Culture of corruption in federal bureaucracy

Evidence is accumulating of a corrupt bureaucratic culture in many, if not all, federal agencies. Revelations of lavish meetings at fancy hotels, featuring stupid but expensive custom-made videos emerged in the last couple of years. But even worse, cases of bureaucrats stealing from taxpayers by taking time off while still being paid high salaries have been reported recently, with their supervisors knowingly turning a blind eye to the taxpayer rip-off. The EPA’s highest-paid employee pretended to be a CIA agent and defrauded the taxpayers of about $900,000 in salary and travel expenses (often first class airfare and five star hotels).

But this apparently was no isolated incident. Luke Rosiak reports in the Washington Examiner:

Officials in two Treasury Department bureaus fraudulently enriched themselves at taxpayer expense, according to documents obtained by the Washington Examiner.

The assistant commissioner of the Bureau of Public Debt who supervised 108 employees in the bureau's West Virginia office “was committing egregious time and attendance fraud," depriving taxpayers of nearly $100,000 in salary for hours she did not work, according to one of several Treasury Department inspector general documents obtained under the Freedom of Information Act, most of which had previously gone unreported.

The official, despite being paid an average yearly salary of nearly $170,000, "arrives at work approximately two hours late and/or takes two-hour lunch breaks and departs work at approximately 4:00 P.M. and does not take leave," and "consistently conducts personal business involving the Humane Society during work hours," IG investigators found after verifying a tip from an employee who said the top official "abuses her power by being absent whenever desired."

Her supervisor, the deputy commissioner, knew about the absences but did nothing, the investigators said. (emphasis added)

That last point – that her supervisor knew but did nothing – is the key problem.
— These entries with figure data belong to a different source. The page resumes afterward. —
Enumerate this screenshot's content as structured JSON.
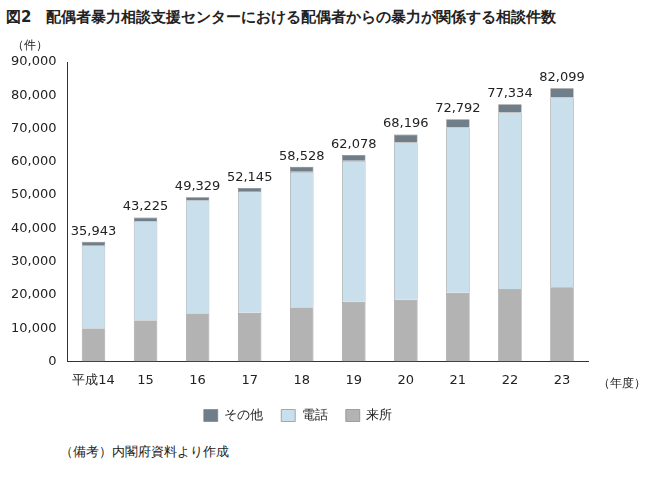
{
  "chart_data": {
    "type": "bar",
    "title": "図2　配偶者暴力相談支援センターにおける配偶者からの暴力が関係する相談件数",
    "y_label": "（件）",
    "x_label": "（年度）",
    "note": "（備考）内閣府資料より作成",
    "categories": [
      "平成14",
      "15",
      "16",
      "17",
      "18",
      "19",
      "20",
      "21",
      "22",
      "23"
    ],
    "series": [
      {
        "name": "来所",
        "color": "#b3b3b3",
        "values": [
          9900,
          12300,
          14400,
          14600,
          16200,
          17900,
          18500,
          20600,
          21800,
          22300
        ]
      },
      {
        "name": "電話",
        "color": "#c9dfeb",
        "values": [
          24900,
          29900,
          34000,
          36600,
          40800,
          42400,
          47300,
          49800,
          53000,
          57100
        ]
      },
      {
        "name": "その他",
        "color": "#6f7e88",
        "values": [
          1143,
          1025,
          929,
          945,
          1528,
          1778,
          2396,
          2392,
          2534,
          2699
        ]
      }
    ],
    "totals": [
      35943,
      43225,
      49329,
      52145,
      58528,
      62078,
      68196,
      72792,
      77334,
      82099
    ],
    "total_labels": [
      "35,943",
      "43,225",
      "49,329",
      "52,145",
      "58,528",
      "62,078",
      "68,196",
      "72,792",
      "77,334",
      "82,099"
    ],
    "ylim": [
      0,
      90000
    ],
    "yticks": [
      {
        "value": 0,
        "label": "0"
      },
      {
        "value": 10000,
        "label": "10,000"
      },
      {
        "value": 20000,
        "label": "20,000"
      },
      {
        "value": 30000,
        "label": "30,000"
      },
      {
        "value": 40000,
        "label": "40,000"
      },
      {
        "value": 50000,
        "label": "50,000"
      },
      {
        "value": 60000,
        "label": "60,000"
      },
      {
        "value": 70000,
        "label": "70,000"
      },
      {
        "value": 80000,
        "label": "80,000"
      },
      {
        "value": 90000,
        "label": "90,000"
      }
    ],
    "stacked": true,
    "grid": false,
    "legend": "bottom"
  }
}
It indicates that in effect a conspiracy was taking place. Doesn’t that supervisor bear any legal liability? Isn’t there a conspiracy to defraud charge that should be brought?

This is not the sole case at Treasury:

Another inspector general investigation found that at the Office of Thrift Supervision, a GS-15 employee -- one of the highest ranks a federal career civil servant can obtain -- agreed to be transferred from an office near Los Angeles to an office near San Francisco and took $10,000 in relocation expense reimbursement, but then never moved.
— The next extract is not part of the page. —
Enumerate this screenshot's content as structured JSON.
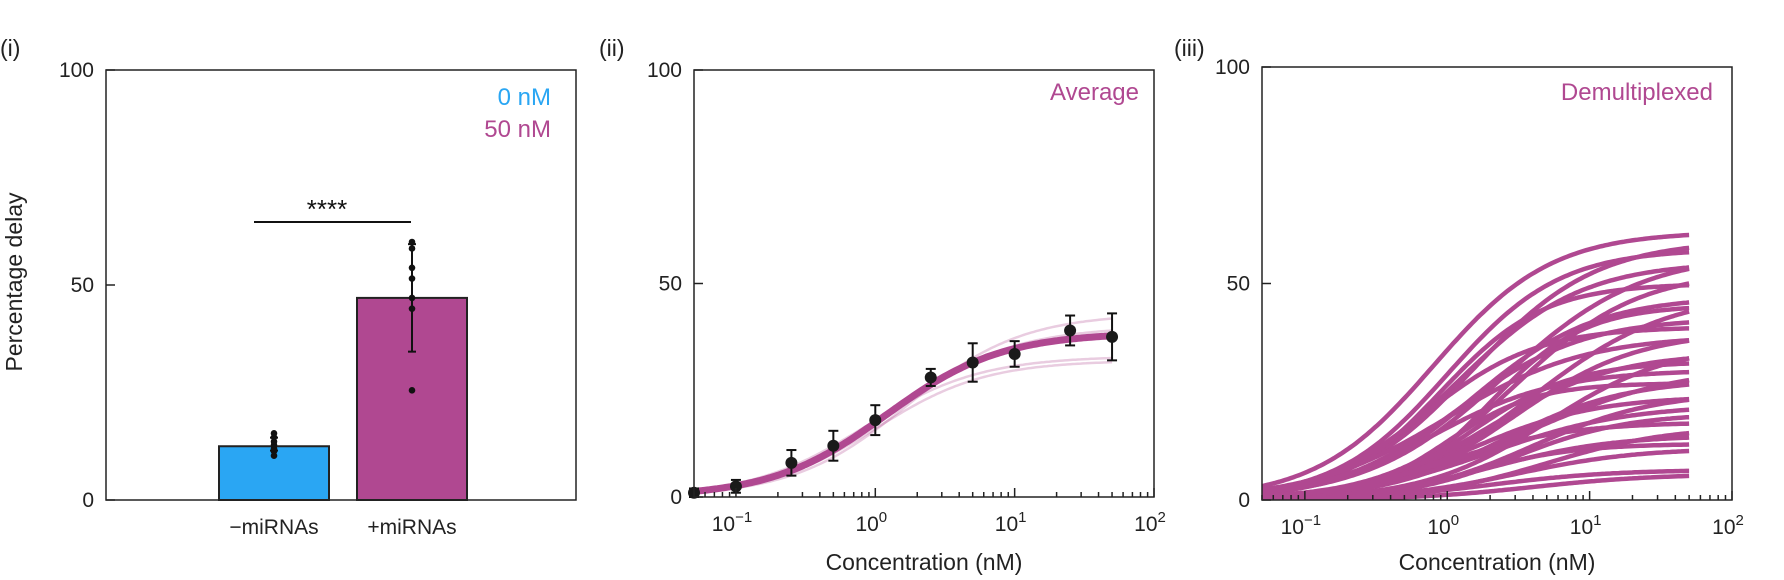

She also submitted massive travel bills for routine travel to her new office, including hotel stays, to the OTS, which approved them.

She “submitted travel vouchers costing the OTS ... $87,047 in travel that would not have incurred if she had relocated," investigators wrote.

As with the Hines case, supervisors were aware of the wrongdoing, but did nothing to correct it. [emphasis added]

Keep in mind that the Treasury Department handles out money. If bureaucratic malfeasance is winked at there, the possibilities for corruption are unlimited.

There ought to be House hearings on these cases. And the GOP ought to start making corruption in the federal bureaucracy a campaign issue. The public understands that government employees in general live a privileged life, with guaranteed pensions unavailable to the rest of us, with more days off than the rest of us, and with tolerance for slacking that is unknown in the private sector. People once referred to as “public servants” are now our masters – and they know it.